There’s no shame in admitting you need someone to talk to, in fact it has been proven that talking about your problems can help improve your overall health.
On an average day the center sees 40 appointments that consist of both individual and couples counseling. Students who go to the center on a regular basis at best can meet with a therapist every two to four weeks because of the high amount of students seeking psychological services.
The center is booked for the rest of the winter quarter. If students want to see a therapist before the end of the quarter, they have to be put onto a waitlist and then check back to see if there have been any cancellations or open availability.
The psychological counseling center currently has 11 therapists that work for the center. Eight of these therapists are regular staff members and the remaining three are interns working on completing their hours for licensing. With CSUSB having 17,000 students, that is only one counselor for every 1,545 students.
Can you see the lack of availability here? “I wish I could see students on a regular basis. But it’s just not possible. I constantly have students being added to my list to see and that makes it harder to see my other students regularly.

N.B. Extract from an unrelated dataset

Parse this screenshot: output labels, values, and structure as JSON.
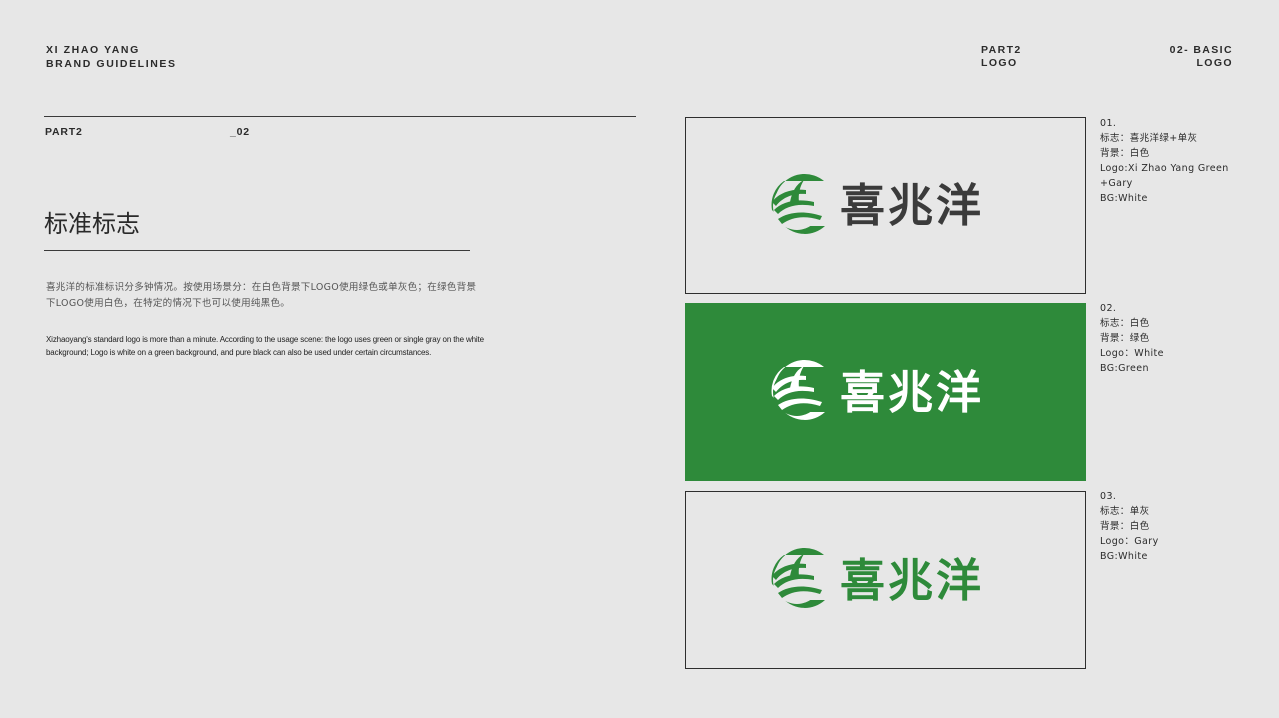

I try to help those students the best I can,” said a CSUSB therapist who asked to remain anonymous. The center besides providing individual and couples’ counseling, also has group sessions that meet each quarter.
According to the CSUSB Student Health and Psychological Counseling Center website, students’ health fees support and operate both centers.

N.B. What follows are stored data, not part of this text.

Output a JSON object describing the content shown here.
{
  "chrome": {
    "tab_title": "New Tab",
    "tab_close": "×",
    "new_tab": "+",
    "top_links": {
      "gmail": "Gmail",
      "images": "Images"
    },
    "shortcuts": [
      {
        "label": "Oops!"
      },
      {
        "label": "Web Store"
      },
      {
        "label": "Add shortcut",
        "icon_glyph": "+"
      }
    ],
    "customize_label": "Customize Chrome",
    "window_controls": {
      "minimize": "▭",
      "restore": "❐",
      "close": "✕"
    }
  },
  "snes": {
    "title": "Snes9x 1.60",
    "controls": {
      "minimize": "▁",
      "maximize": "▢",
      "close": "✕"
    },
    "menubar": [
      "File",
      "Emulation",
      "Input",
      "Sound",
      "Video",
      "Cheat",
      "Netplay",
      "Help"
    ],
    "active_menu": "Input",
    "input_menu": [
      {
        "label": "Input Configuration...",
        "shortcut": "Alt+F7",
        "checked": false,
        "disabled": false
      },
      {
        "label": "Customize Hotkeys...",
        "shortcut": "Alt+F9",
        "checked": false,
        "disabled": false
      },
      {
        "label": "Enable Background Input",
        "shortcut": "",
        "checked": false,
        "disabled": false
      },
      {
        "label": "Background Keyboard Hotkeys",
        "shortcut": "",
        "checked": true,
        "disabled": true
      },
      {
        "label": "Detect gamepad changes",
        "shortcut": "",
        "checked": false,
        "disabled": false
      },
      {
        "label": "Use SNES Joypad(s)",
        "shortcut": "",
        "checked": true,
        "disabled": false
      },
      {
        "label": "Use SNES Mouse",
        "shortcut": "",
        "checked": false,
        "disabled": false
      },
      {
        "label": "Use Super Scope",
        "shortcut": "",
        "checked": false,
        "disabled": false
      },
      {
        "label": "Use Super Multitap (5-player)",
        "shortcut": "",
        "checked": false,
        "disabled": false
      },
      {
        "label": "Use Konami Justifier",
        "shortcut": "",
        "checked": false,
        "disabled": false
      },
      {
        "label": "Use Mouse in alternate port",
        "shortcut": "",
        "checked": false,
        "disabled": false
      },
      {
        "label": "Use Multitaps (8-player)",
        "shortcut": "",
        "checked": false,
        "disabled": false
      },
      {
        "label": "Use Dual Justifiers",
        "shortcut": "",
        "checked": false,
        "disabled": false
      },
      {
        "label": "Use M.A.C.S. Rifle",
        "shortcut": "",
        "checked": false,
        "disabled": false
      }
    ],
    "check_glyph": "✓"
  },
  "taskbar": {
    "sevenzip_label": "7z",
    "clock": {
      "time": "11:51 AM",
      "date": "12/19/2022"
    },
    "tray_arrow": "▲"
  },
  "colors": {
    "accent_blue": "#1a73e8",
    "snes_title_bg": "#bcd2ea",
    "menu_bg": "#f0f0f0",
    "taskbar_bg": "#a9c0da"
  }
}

The groups that meet currently this quarter and will continue on into the spring quarter are: Women’s Group, LGBTQQI Group (which stands for lesbian, gay, bisexual, transgender, queer, questioning, and intersex), Student Veterans Group, Interpersonal Co-Ed group, Growing through Grief group and Developmental Parenting classes.

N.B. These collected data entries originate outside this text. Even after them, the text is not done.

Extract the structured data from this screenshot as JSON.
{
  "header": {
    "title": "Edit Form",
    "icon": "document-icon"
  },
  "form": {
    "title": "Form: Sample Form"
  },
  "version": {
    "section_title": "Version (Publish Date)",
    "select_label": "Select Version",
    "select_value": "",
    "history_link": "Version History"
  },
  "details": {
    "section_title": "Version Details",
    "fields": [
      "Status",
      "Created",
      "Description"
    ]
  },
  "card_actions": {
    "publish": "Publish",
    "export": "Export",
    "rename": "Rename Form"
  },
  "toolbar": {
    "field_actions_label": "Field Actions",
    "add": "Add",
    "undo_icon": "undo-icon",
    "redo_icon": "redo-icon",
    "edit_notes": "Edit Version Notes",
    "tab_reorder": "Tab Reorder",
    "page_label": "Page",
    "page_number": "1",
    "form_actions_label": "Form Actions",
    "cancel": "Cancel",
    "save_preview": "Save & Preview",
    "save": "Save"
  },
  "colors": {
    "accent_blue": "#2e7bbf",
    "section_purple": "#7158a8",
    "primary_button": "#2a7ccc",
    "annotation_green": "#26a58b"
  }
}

Each quarter the center also offers wellness workshops that take place in the Lower Commons. Although the number of counselors that the center employs is beyond their control, I feel this is a situation that needs further assistance from school administration and we as students could help too.
Instead of raising students’ health fees again in order to hire more therapists, I feel that we could solve this problem in a different manner. I believe that we should raise money to help the center so that they can provide more availability for students who are in need.
I think with the help of ASI and other groups on campus, we could put together a benefit dinner or hold an auction in which we could get community members involved and raise funds this way.
At the very least the center would be able to hire another therapist or help another intern complete the hours they need for licensing. “As a psychology major I see the importance of having and needing this service,” said Alyssa Pettey, student assistant at the center. “I would like to see more availability and see students be able to come in more often,” she said.
This is something that we can do as students to not only help ourselves but help those around us. The center needs to be able to service students when they have their needs.
It’s time that we make a change and help do something about the things we don’t have.